Puis, un jour, la lime à ongles ne lui évoqua plus rien. Il se sut guéri. Et en pleura de dépit.

Marc Menu

mercredi 8 juin 2016

15.

Elle a laissé grandir ses ongles aussi longs qu’elle eut la patience d’attendre. Ils allongeaient ses doigts indéfiniment... offraient à sa main une gestuelle particulière, terriblement empruntée, mais sans irréversible maladresse, assez agile pour toucher du doigt toutes les choses qui ne se laissent pas si facilement approcher. Elle les a limés avec précision, en pointe de ciseaux, aussi tranchants pour de faux que la lame à raser presque sous la peau... et les a vernis de blanc laiteux pour que le rouge éclate sur eux en tâches tête d’épingle. Elle a fait crisser avec, le tableau sec et noir... a crevé deux ballons pas tout à fait ronds... a percé une fraise comme on enfile une perle et piqué la lune trois fois d’affilée, elle la pensait tellement plus éloignée... Mais elle n’a plus touché à la mèche qui glissait sur ses yeux au cas où ses longs ongles pointus l’aveuglent par inadvertance. 
Mais tout ça, c’était juste pour lui faire plaisir... juste pour ça...

Jane Véronique

vendredi 3 juin 2016

14.

Qu'il se le tienne pour dit.

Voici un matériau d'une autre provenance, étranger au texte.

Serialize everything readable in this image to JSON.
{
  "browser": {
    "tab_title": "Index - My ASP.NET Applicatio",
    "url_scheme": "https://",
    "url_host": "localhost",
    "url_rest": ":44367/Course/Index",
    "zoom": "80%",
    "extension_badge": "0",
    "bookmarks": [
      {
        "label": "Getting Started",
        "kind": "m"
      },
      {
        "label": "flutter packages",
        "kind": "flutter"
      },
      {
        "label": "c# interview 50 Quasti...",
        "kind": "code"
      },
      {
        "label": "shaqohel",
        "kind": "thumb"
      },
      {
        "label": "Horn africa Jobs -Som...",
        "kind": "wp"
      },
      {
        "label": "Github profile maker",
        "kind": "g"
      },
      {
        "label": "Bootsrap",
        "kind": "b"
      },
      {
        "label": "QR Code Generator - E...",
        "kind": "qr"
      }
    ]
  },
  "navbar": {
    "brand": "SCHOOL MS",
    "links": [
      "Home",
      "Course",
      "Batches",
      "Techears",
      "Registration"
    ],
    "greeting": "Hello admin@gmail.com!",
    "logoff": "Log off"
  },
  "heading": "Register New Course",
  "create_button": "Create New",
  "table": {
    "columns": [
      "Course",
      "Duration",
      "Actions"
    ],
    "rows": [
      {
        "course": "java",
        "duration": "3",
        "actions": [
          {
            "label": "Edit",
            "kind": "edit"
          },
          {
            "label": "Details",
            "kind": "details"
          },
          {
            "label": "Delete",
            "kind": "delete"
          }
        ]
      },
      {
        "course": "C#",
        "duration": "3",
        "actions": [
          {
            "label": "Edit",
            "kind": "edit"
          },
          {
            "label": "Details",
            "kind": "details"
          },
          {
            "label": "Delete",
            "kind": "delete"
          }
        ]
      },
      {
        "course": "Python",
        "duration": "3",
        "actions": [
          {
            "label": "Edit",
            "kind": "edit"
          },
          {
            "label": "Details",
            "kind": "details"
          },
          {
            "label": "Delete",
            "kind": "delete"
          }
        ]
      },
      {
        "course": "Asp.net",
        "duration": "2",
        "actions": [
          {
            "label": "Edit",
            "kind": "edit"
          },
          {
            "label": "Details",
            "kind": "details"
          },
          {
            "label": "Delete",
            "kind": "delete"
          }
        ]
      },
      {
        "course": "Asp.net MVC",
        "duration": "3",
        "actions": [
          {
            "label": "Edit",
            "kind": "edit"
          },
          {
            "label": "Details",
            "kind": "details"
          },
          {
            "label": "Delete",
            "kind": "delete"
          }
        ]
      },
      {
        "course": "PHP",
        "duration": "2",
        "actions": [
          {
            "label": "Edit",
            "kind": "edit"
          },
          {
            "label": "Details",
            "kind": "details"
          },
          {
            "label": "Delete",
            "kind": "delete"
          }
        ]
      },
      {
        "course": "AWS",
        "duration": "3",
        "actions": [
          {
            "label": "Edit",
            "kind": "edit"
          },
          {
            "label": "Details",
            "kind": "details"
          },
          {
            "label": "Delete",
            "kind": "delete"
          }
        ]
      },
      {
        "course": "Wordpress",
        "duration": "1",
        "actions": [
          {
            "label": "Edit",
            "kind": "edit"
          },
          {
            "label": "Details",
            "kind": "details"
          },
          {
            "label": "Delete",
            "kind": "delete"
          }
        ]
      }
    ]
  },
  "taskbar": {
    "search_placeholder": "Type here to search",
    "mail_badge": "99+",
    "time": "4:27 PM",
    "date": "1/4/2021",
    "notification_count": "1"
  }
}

La vaisselle, désormais, ce serait chacun son tour. La lessive aussi. Et l'aspirateur. Ah, elle allait oublier les poubelles. Et les cuivres, tant qu'à faire. Et d'ailleurs, c'était son tour - au moins pour les sept années à venir. L'esclavage, ça n'avait que trop duré. Et d'ailleurs, il pouvait déjà s'estimer très content qu'elle lui laisse encore une chance. Une dernière chance, précisa-t-elle, toutes babines retroussées, en agitant ses longs ongles pointus à quelques millimètres de sa gorge.
Il laissa passer l'orage, impavide. Dans sa tête se fredonnait une chanson italienne - 'il mio rifugio, il mio rifugio, il mio rifugio sei tu...' et en bénissant ses cheveux longs. Vachement pratiques, pour dissimuler les écouteurs de l'iPod.